Il numero delle donne che continua ad allattare il proprio bambino in maniera esclusiva è in continua crescita. Questo perché è ormai scientificamente provato che un bimbo allattato al seno cresce meglio, più forte e più sano di uno che, invece, è stato alimentato con il latte artificiale.
Perché però le donne possano farlo è necessario che vi siano delle politiche a loro tutela anche sul luogo di lavoro. L’Unicef e L’OMS si stanno battendo proprio per questo motivo, approfittando anche della settimana mondiale per l’allattamento che si tiene tra l’1 e il 7 agosto.
L’importanza dell’allattamento al seno
Quando possibile, è sempre meglio preferire l’allattamento naturale al seno del proprio bambino piuttosto che quello artificiale. Diverse ricerche scientifiche, infatti, hanno dimostrato ormai che i bimbi che vengono allattati al seno almeno fino al 6 mese di vita hanno una mortalità molto più bassa rispetto a chi invece è stato allattato solo con latte in formula.

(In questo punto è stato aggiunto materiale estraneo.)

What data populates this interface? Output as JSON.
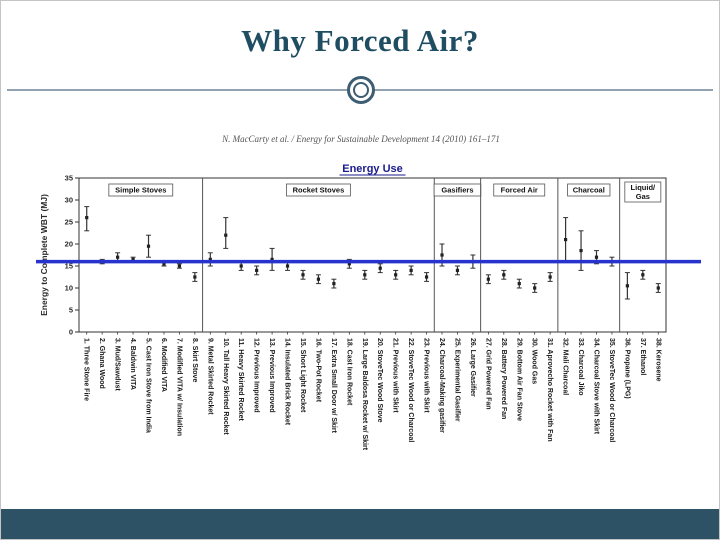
{
  "slide": {
    "title": "Why Forced Air?",
    "citation": "N. MacCarty et al. / Energy for Sustainable Development 14 (2010) 161–171"
  },
  "colors": {
    "slide_title": "#1f4e63",
    "footer_band": "#2d5266",
    "chart_title": "#1b1b8e",
    "axis_ink": "#2a2a2a",
    "benchmark_blue": "#2633cc"
  },
  "chart_data": {
    "type": "scatter",
    "title": "Energy Use",
    "ylabel": "Energy to Complete WBT (MJ)",
    "xlabel": "",
    "ylim": [
      0,
      35
    ],
    "yticks": [
      0,
      5,
      10,
      15,
      20,
      25,
      30,
      35
    ],
    "grid": false,
    "legend": "none",
    "benchmark": {
      "value": 16,
      "color": "#2633cc",
      "description": "horizontal blue reference line"
    },
    "groups": [
      {
        "label": "Simple Stoves",
        "count": 8
      },
      {
        "label": "Rocket Stoves",
        "count": 15
      },
      {
        "label": "Gasifiers",
        "count": 3
      },
      {
        "label": "Forced Air",
        "count": 5
      },
      {
        "label": "Charcoal",
        "count": 4
      },
      {
        "label": "Liquid/ Gas",
        "count": 3
      }
    ],
    "points": [
      {
        "label": "1. Three Stone Fire",
        "mean": 26,
        "lo": 23,
        "hi": 28.5
      },
      {
        "label": "2. Ghana Wood",
        "mean": 16,
        "lo": 15.5,
        "hi": 16.5
      },
      {
        "label": "3. Mud/Sawdust",
        "mean": 17,
        "lo": 16,
        "hi": 18
      },
      {
        "label": "4. Baldwin VITA",
        "mean": 16.5,
        "lo": 16,
        "hi": 17
      },
      {
        "label": "5. Cast Iron Stove from India",
        "mean": 19.5,
        "lo": 17,
        "hi": 22
      },
      {
        "label": "6. Modified VITA",
        "mean": 15.5,
        "lo": 15,
        "hi": 16
      },
      {
        "label": "7. Modified VITA w/ Insulation",
        "mean": 15,
        "lo": 14.5,
        "hi": 15.5
      },
      {
        "label": "8. Skirt Stove",
        "mean": 12.5,
        "lo": 11.5,
        "hi": 13.5
      },
      {
        "label": "9. Metal Skirted Rocket",
        "mean": 16.5,
        "lo": 15,
        "hi": 18
      },
      {
        "label": "10. Tall Heavy Skirted Rocket",
        "mean": 22,
        "lo": 19,
        "hi": 26
      },
      {
        "label": "11. Heavy Skirted Rocket",
        "mean": 15,
        "lo": 14,
        "hi": 16
      },
      {
        "label": "12. Previous Improved",
        "mean": 14,
        "lo": 13,
        "hi": 15
      },
      {
        "label": "13. Previous Improved",
        "mean": 16.5,
        "lo": 14,
        "hi": 19
      },
      {
        "label": "14. Insulated Brick Rocket",
        "mean": 15,
        "lo": 14,
        "hi": 16
      },
      {
        "label": "15. Short Light Rocket",
        "mean": 13,
        "lo": 12,
        "hi": 14
      },
      {
        "label": "16. Two-Pot Rocket",
        "mean": 12,
        "lo": 11,
        "hi": 13
      },
      {
        "label": "17. Extra Small Door w/ Skirt",
        "mean": 11,
        "lo": 10,
        "hi": 12
      },
      {
        "label": "18. Cast Iron Rocket",
        "mean": 15.5,
        "lo": 14.5,
        "hi": 16.5
      },
      {
        "label": "19. Large Baldosa Rocket w/ Skirt",
        "mean": 13,
        "lo": 12,
        "hi": 14
      },
      {
        "label": "20. StoveTec Wood Stove",
        "mean": 14.5,
        "lo": 13.5,
        "hi": 15.5
      },
      {
        "label": "21. Previous with Skirt",
        "mean": 13,
        "lo": 12,
        "hi": 14
      },
      {
        "label": "22. StoveTec Wood or Charcoal",
        "mean": 14,
        "lo": 13,
        "hi": 15
      },
      {
        "label": "23. Previous with Skirt",
        "mean": 12.5,
        "lo": 11.5,
        "hi": 13.5
      },
      {
        "label": "24. Charcoal-Making gasifier",
        "mean": 17.5,
        "lo": 15,
        "hi": 20
      },
      {
        "label": "25. Experimental Gasifier",
        "mean": 14,
        "lo": 13,
        "hi": 15
      },
      {
        "label": "26. Large Gasifier",
        "mean": 16,
        "lo": 14.5,
        "hi": 17.5
      },
      {
        "label": "27. Grid Powered Fan",
        "mean": 12,
        "lo": 11,
        "hi": 13
      },
      {
        "label": "28. Battery Powered Fan",
        "mean": 13,
        "lo": 12,
        "hi": 14
      },
      {
        "label": "29. Bottom Air Fan Stove",
        "mean": 11,
        "lo": 10,
        "hi": 12
      },
      {
        "label": "30. Wood Gas",
        "mean": 10,
        "lo": 9,
        "hi": 11
      },
      {
        "label": "31. Aprovecho Rocket with Fan",
        "mean": 12.5,
        "lo": 11.5,
        "hi": 13.5
      },
      {
        "label": "32. Mali Charcoal",
        "mean": 21,
        "lo": 16,
        "hi": 26
      },
      {
        "label": "33. Charcoal Jiko",
        "mean": 18.5,
        "lo": 14,
        "hi": 23
      },
      {
        "label": "34. Charcoal Stove with Skirt",
        "mean": 17,
        "lo": 15.5,
        "hi": 18.5
      },
      {
        "label": "35. StoveTec Wood or Charcoal",
        "mean": 16,
        "lo": 15,
        "hi": 17
      },
      {
        "label": "36. Propane (LPG)",
        "mean": 10.5,
        "lo": 7.5,
        "hi": 13.5
      },
      {
        "label": "37. Ethanol",
        "mean": 13,
        "lo": 12,
        "hi": 14
      },
      {
        "label": "38. Kerosene",
        "mean": 10,
        "lo": 9,
        "hi": 11
      }
    ]
  }
}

I motivi sono semplici e chiari: questo alimento contiene tutti i nutrienti necessari e bilanciati per crescere in maniera sana e forte e rafforza il sistema immunitario, impedendo così che il piccolo possa contrarre delle patologie infettive.
Anche per la mamma, poi, l’allattamento è positivo perché sembra possa ridurre la probabilità che si sviluppi il cancro della mammella.
È anche a partire da questa considerazione che negli ultimi anni il numero delle madri che decide di allattare il proprio bambino sta significativamente crescendo e negli ultimi 10 anni ha raggiunto a livello globale il 48%.
Come conciliare allattamento al seno e lavoro?
Una madre che deve rientrare al lavoro dopo la maternità deve essere messa nelle condizioni di poter ugualmente allattare il proprio bambino in considerazione della sua importanza per il piccolo e per la donna stessa. Proprio per questo l’OMS e l’Unicef hanno voluto scegliere questo tema per la settimana mondiale dell’allattamento.
Queste due importanti associazioni, infatti, hanno subito sottolineato come sia fondamentale aiutare e supportare le madri che rientrano al lavoro quando il loro bambino è ancora un lattante. Le possibilità sono molte, come per esempio creare delle stanze sui luoghi di lavoro dove poter allattare o dove poter utilizzare un tiralatte, poter usufruire di permessi per l’allattamento e avere la facoltà di assentarsi dal lavoro con una retribuzione idonea e sufficiente per i primi mesi della vita del bambino.
È fondamentale far capire ai datori di lavoro che queste tutele nei confronti delle donne non sono assolutamente un costo per loro, ma anzi un’opportunità. Una madre che può allattare il proprio bambino o che può usufruire di intervalli a pause regolari sarà più tranquilla e serena, con importanti influssi positivi anche sul suo rendimento lavorativo.
Quali sono gli obiettivi futuri dell’OMS e dell’Unicef
L’OMS e l’Unicef si sono poste degli obiettivi abbastanza pretenziosi per il futuro. Se, infatti, rispetto all’anno scorso la percentuale delle donne che allattano i propri bambini è cresciuta fino ad arrivare a livello globale al 48%, il desiderio è quello di raggiungere la soglia del 70% entro il 2030.
Questo significa che l’allattamento non deve essere possibile solo per le donne che non lavorano, ma anche per quelle che vogliono o sono costrette a rientrare subito dopo il parto. Le politiche a tutela dell’allattamento diventano, quindi, fondamentali per raggiungere questo traguardo.
Le due fondazioni hanno anche naturalmente sottolineato come per riuscire raggiungere gli obiettivi prefissati nei tempi stabiliti sono fondamentali gli aiuti, l’appoggio e gli investimenti da parte dei vari governi nazionali.
Anche in Italia si sta già facendo molto, infatti l’Unicef sta promuovendo il programma di supporto ‘Insieme per l’allattamento‘ grazie al quale, ad esempio, sono già 34 gli ospedali nazionali e 4 i corsi di laurea in cui sono stati predisposti degli appositi spazi in cui allattare i propri bimbi anche in orario di lavoro e di studio.